What Is Data De-Duplication and How It Works?

Hello all, 

Data De-Duplication means comparing objects(files and blocks) and removing all duplicated objects and  keep only unique objects. So, the results is a smaller group of data(files and blocks). For example,


If you look at the picture above, de-duplication has removed all duplicated data. The result is a smaller group of data. And, of course, there is a way to reproduce the original data. I’ll explain that.

What is the advantage of De-duplication?
  1.  Reduced backup cost:  you can save a huge amount of data in terms of size when you save de-duplicated data to tape or sending backups to remote site using WAN or LAN.
  2. Reduced WAN and LAN Bandwidth: Using de-duplicated data, you can save bandwidth and reduce the cost of using WAN if you send your data to a remote site. 
  3. Reduced hardware cost: you need less tape and harddisk  
  4. Increased efficiency of storage  
De-Duplicated methods:
  1. File-based comparison and then compression:This method, which is an old method, uses operation system or application to compare files, for example, comparing the name, size, type, and date of modification. If all parameter matches, you can remove one of them. If you use a file-compression method, you can save more space too. In this method, the de-duplication ratio would be 2:1 or 3:1, which 50 % less data. This can be done through a script or operation system and it’s free.  
  2. File level hashing:It’s like file-based method but it’s more intelligent. File level hashing creates a unique mathematical hash for files. Then, it will compare the hashes for new files with the originals one. If the hashes match each other, it means the files are the same and it can be removed. This method requires an index table to store the hashes and it can be referenced quickly for match. Usually, the indexes are stored in RAM and they are very quick and don’t slow down the process of hash look up. 
  3. Block level hashing:  It’s the same concept as File level hashing but it works with the block of data. So, it’s independent of file system in OS or files themselves. So, the block of data means the way that data is stored on disk and it doesn’t care about the type of data. De-Duplication uses hash for blocks of data and compares every new block of data being stored through the de-duplication and it will remove the equal blocks.  
  4. Sub-Block level hashing: It works like Block level hashing but it’s much more sufficient. This is the most common method that used in enterprise today. It divides or slices a block of data into a set of sub blocks with a specific size. For example, it gets a 64KB block of data and creates 4 segments of 16KB each. Then it creates a unique hash for each slice or chunk of data.
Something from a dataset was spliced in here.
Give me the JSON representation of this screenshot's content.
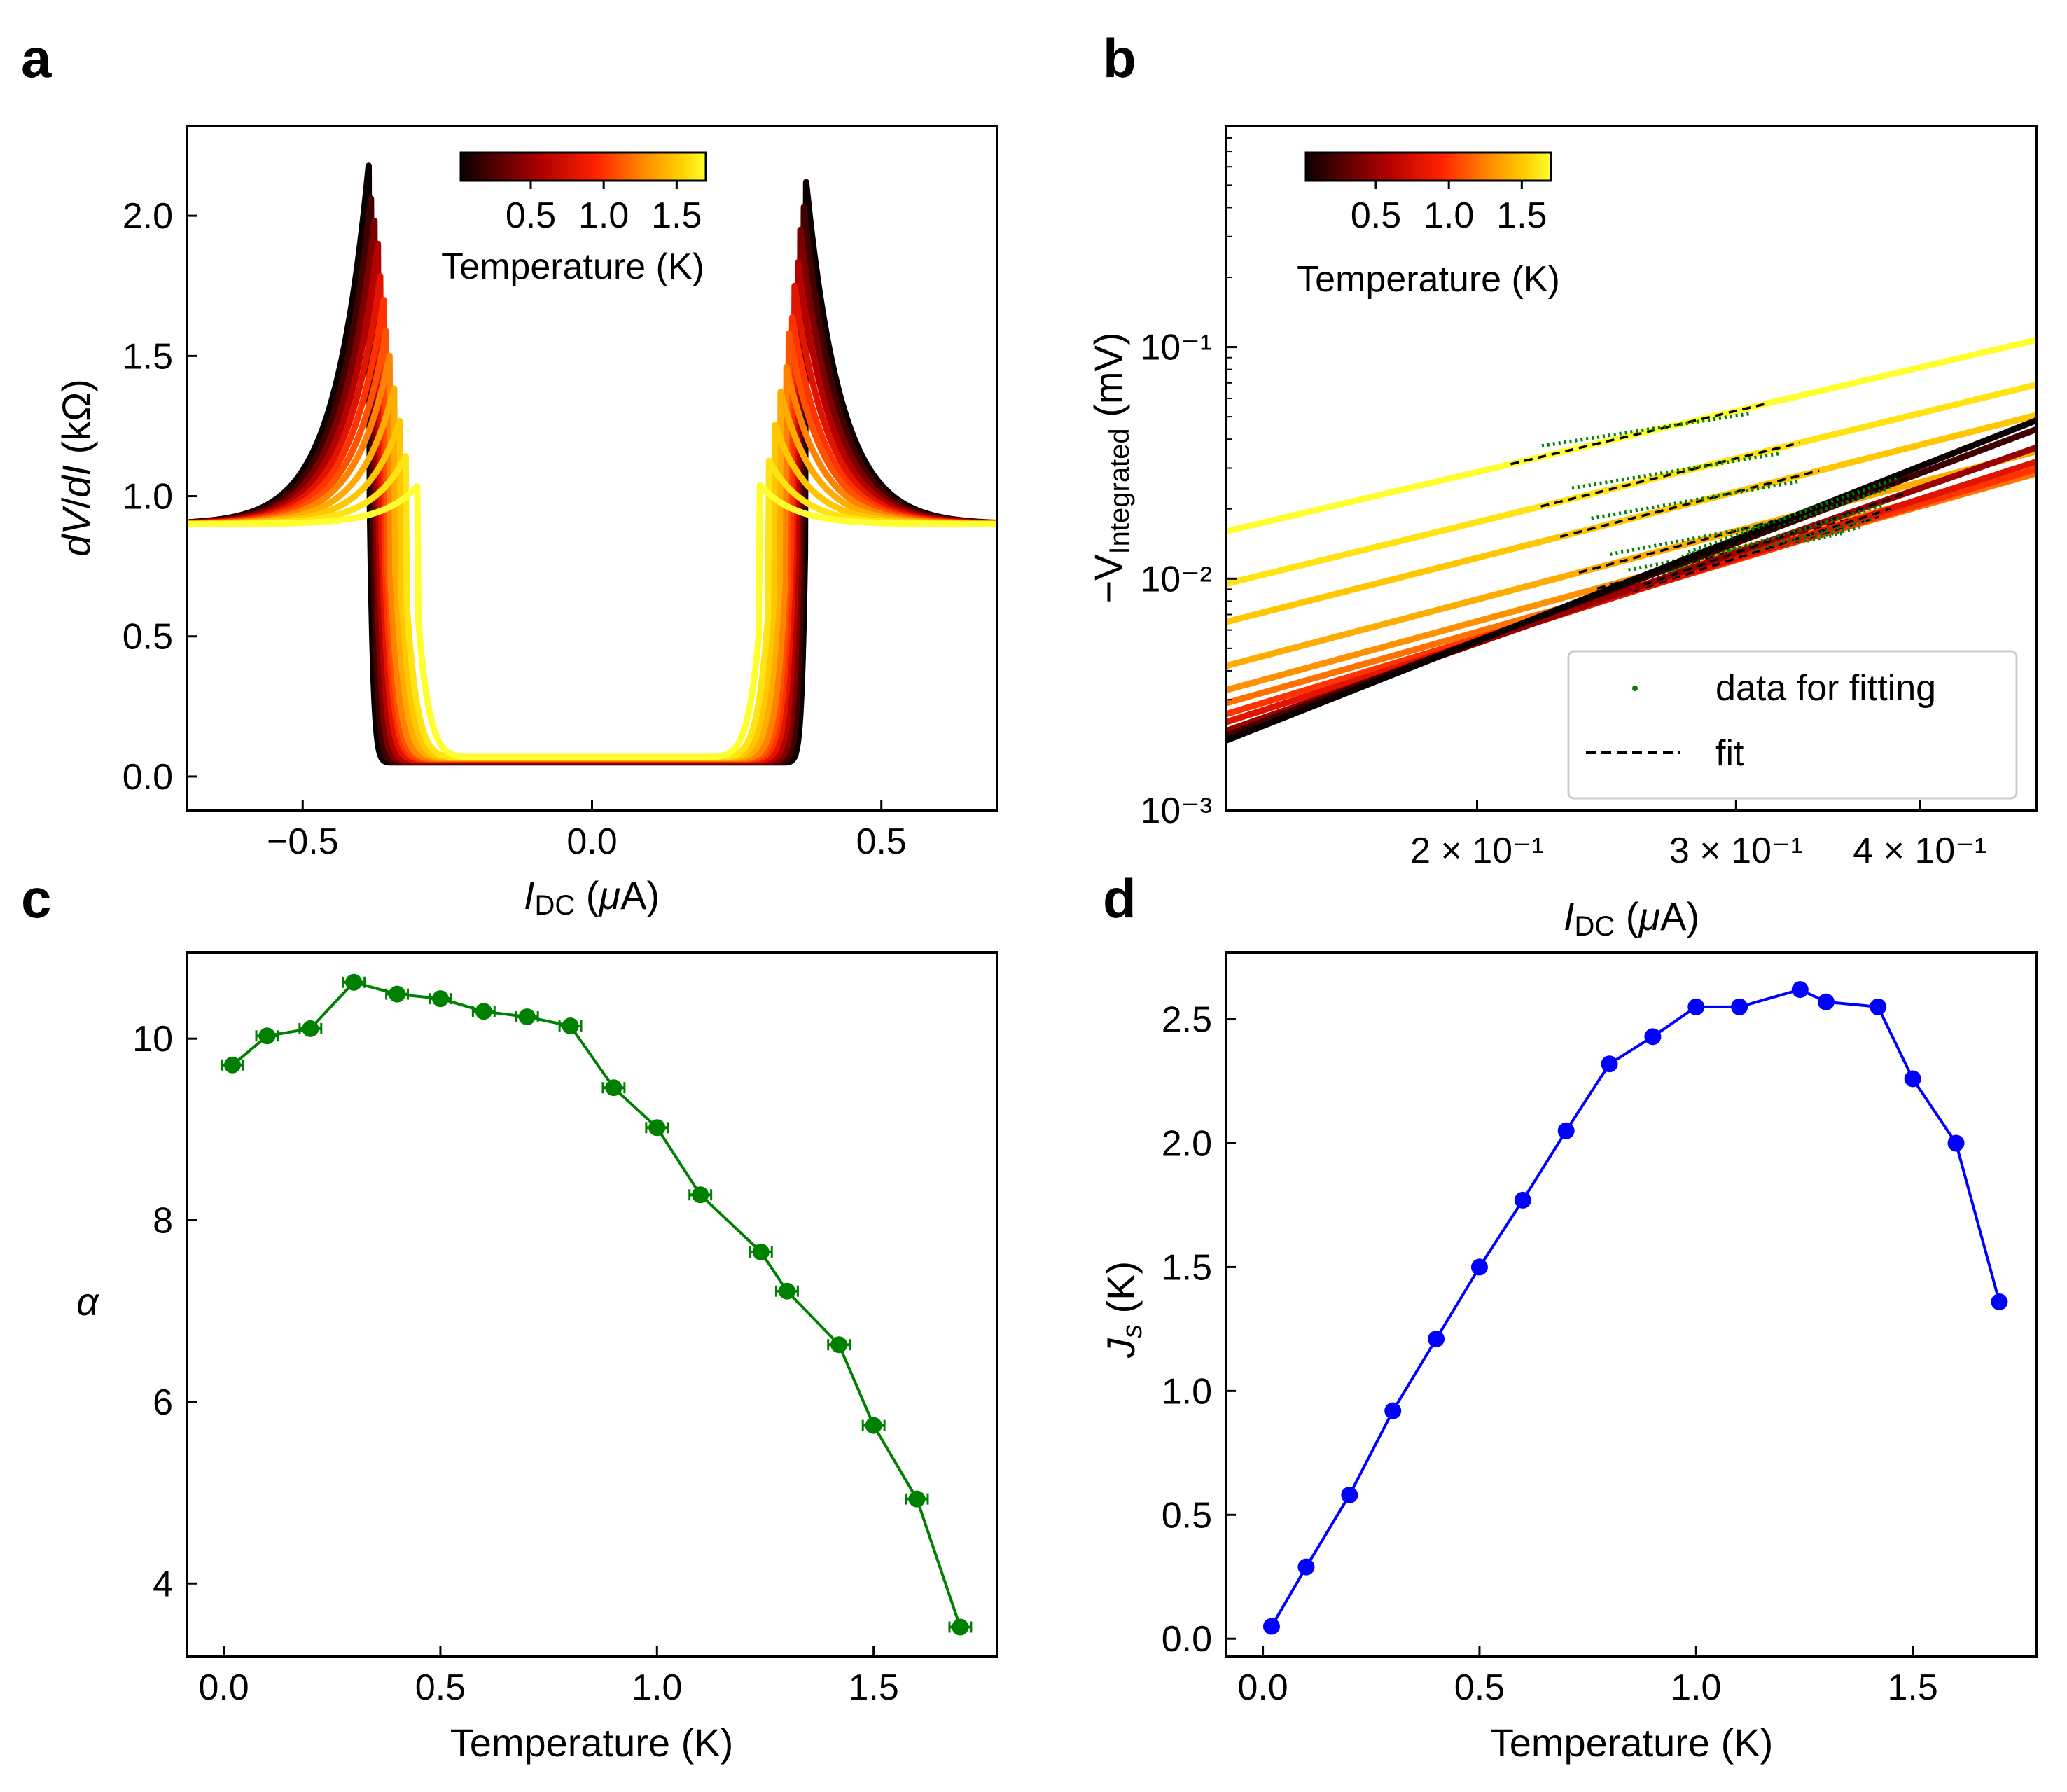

The hashes are stored in index hash table and it starts to compare the hashes. As you see in picture, the hashes for chunk number 1 and 3 are equal. So, it removes the duplicated chunk of data for segment 3 and it puts its hash as a pointer so the original data can be restored later.
 Please look at the picture below:

Segment 3 is removed and replaced with the hash as a pointer and now the original file takes less space. The original file can be rebuilt by replacing the hash for segment 3 with the data in segment 1.

       5.   Delta versioning: I will explain this method in my next blog post since it needs more explanations.

Hope you enjoyed.

Khosro Taraghi


  1. Phew, quiet a bit to process, but thanks for your explanation Khosro. I've heard about data deduplication and seen a few sites that offer their services, but I still want to know more about this new technology. Thanks again for your contribution.

  2. That is so much clearer to me now. I had no idea what de-duplication was. I had heard my cousin and friends talking about it. But I had no clue what they were saying. I was just nodding and going along with it. hahah. Kind of sad.